Cloud providers like Amazon AWS (SageMaker), Microsoft Azure, and Google Cloud all offer Python SDKs as their primary interface for ML workloads. And when it comes to language models, you can integrate directly with the OpenAI API — meaning you can query GPT models, build custom chatbots, and pipe AI responses directly into your application logic, all from Python code.

from openai import OpenAI

client = OpenAI()

response = client.chat.completions.create(
  model="gpt-4o-mini",
  messages=[{"role": "user", "content": "Explain neural networks simply."}]
)

print(response.choices[0].message.content)

No browser required.
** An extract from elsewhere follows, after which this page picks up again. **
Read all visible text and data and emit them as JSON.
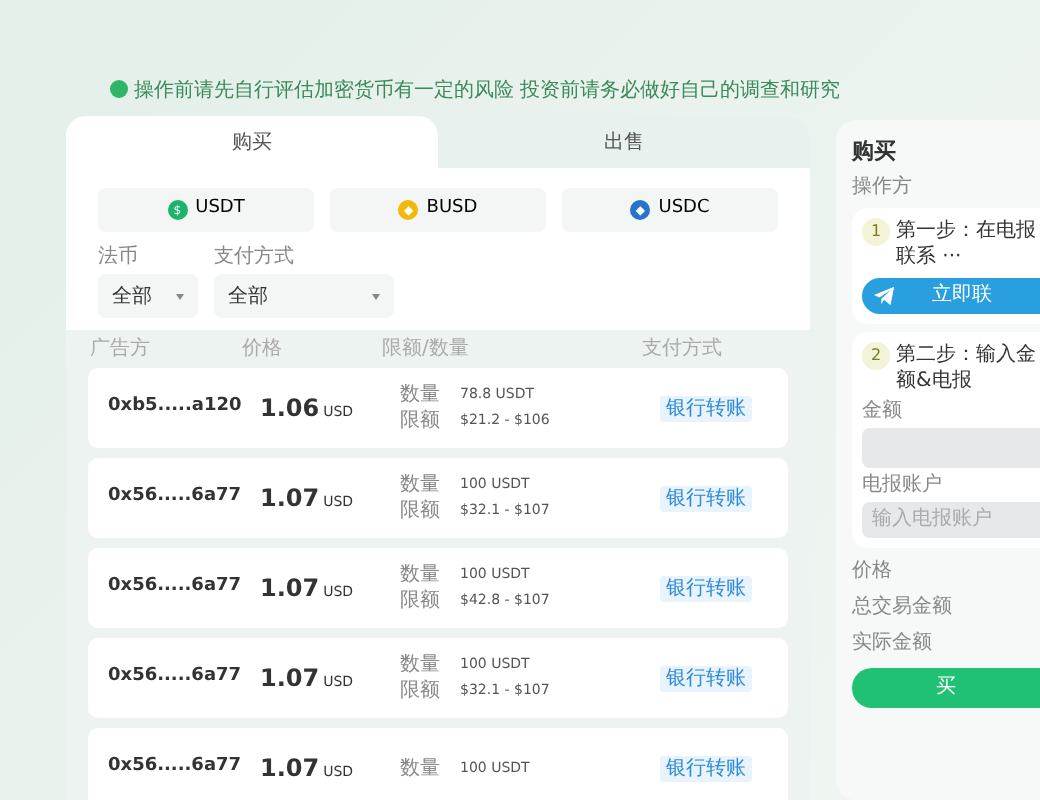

No copying and pasting from a UI. The model becomes a callable function in your codebase.


The Honest Tradeoffs

I'm a big believer in understanding limitations, not just selling the dream. Python isn't perfect.

It uses a lot of memory. Compared to Java or C, Python's memory footprint is significant — something to watch in applications that need tight optimization.
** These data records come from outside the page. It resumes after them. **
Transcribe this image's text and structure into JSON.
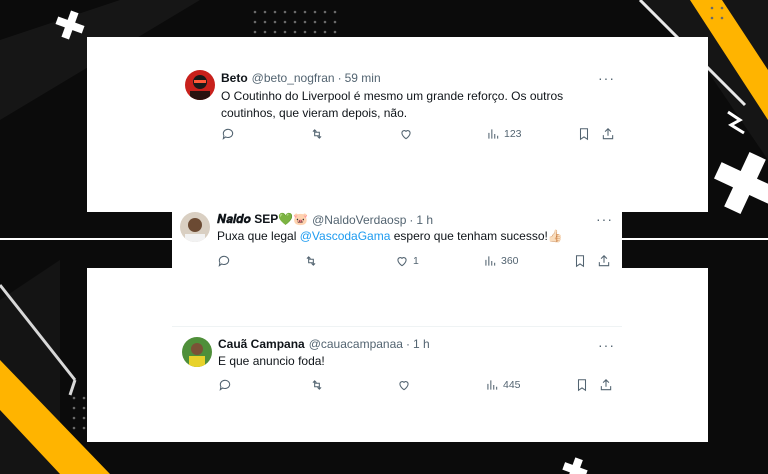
{
  "tweets": [
    {
      "name": "Beto",
      "handle": "@beto_nogfran",
      "separator": "·",
      "time": "59 min",
      "text": "O Coutinho do Liverpool é mesmo um grande reforço. Os outros coutinhos, que vieram depois, não.",
      "more": "···",
      "replies": "",
      "retweets": "",
      "likes": "",
      "views": "123"
    },
    {
      "name": "𝑵𝒂𝒍𝒅𝒐 SEP💚🐷",
      "handle": "@NaldoVerdaosp",
      "separator": "·",
      "time": "1 h",
      "text_before": "Puxa que legal ",
      "mention": "@VascodaGama",
      "text_after": "  espero que tenham sucesso!👍🏻",
      "more": "···",
      "replies": "",
      "retweets": "",
      "likes": "1",
      "views": "360"
    },
    {
      "name": "Cauã Campana",
      "handle": "@cauacampanaa",
      "separator": "·",
      "time": "1 h",
      "text": "E que anuncio foda!",
      "more": "···",
      "replies": "",
      "retweets": "",
      "likes": "",
      "views": "445"
    }
  ],
  "colors": {
    "background": "#0b0b0b",
    "accent_yellow": "#ffb400",
    "text_primary": "#0f1419",
    "text_secondary": "#536471",
    "link": "#1d9bf0"
  },
  "icons": [
    "reply-icon",
    "retweet-icon",
    "like-icon",
    "views-icon",
    "bookmark-icon",
    "share-icon",
    "more-icon"
  ]
}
It's slow by compiled-language standards. Python is interpreted, which means it'll always trail C or C++ in raw execution speed. For real-time processing of huge data streams — think analyzing millions of social media events per second — that matters.

The right tool for the right job still applies. Python is exceptional for data pipelines, model training, and AI experimentation. For high-performance systems software, you'd still reach for something lower-level.


What This Means For Me as a JavaScript Developer

Coming from the JS ecosystem, I had some assumptions to unlearn.

In JavaScript, I'm used to thinking about async/await, event loops, and non-blocking I/O. Python's async story exists but feels more like an afterthought than a core primitive. The mental model is different.

But the thing that surprised me most wasn't a technical difference — it was a philosophical one. Python has a readability-first philosophy baked into its culture from the beginning. The idea that code should be:

  • Clear — include only what's necessary
  • Sparse over dense — many small blocks, not one monolithic chunk
  • Documented — comments as first-class citizens, not afterthoughts
  • Simple — "Simple is better than complex. Complex is better than complicated."

That last line is from the Zen of Python, a set of guiding principles embedded in the language itself. You can read it any time by running import this in a Python shell.

As someone who's had to untangle JavaScript codebases written with no regard for readability, that philosophy resonates deeply.


Where I'm Taking This

I'm studying this as part of the AI specialization program at UFPR, and the further I get, the more I see how Python unlocks possibilities that felt abstract before. Not just writing ML models from scratch, but integrating AI capabilities into real products — the kind of integrations that are becoming table stakes in software development.

If you're a web developer who hasn't touched Python yet, now is a genuinely good time to start. The barrier to entry is low. The upside is enormous. And the community — from Python Brasil to PyLadies to Stack Overflow — is one of the most welcoming in tech.

The snake is worth learning.

This post is based on my notes from IAA002 — Applied Programming Language at UFPR (Universidade Federal do Paraná), a course in my Artificial Intelligence postgraduate specialization.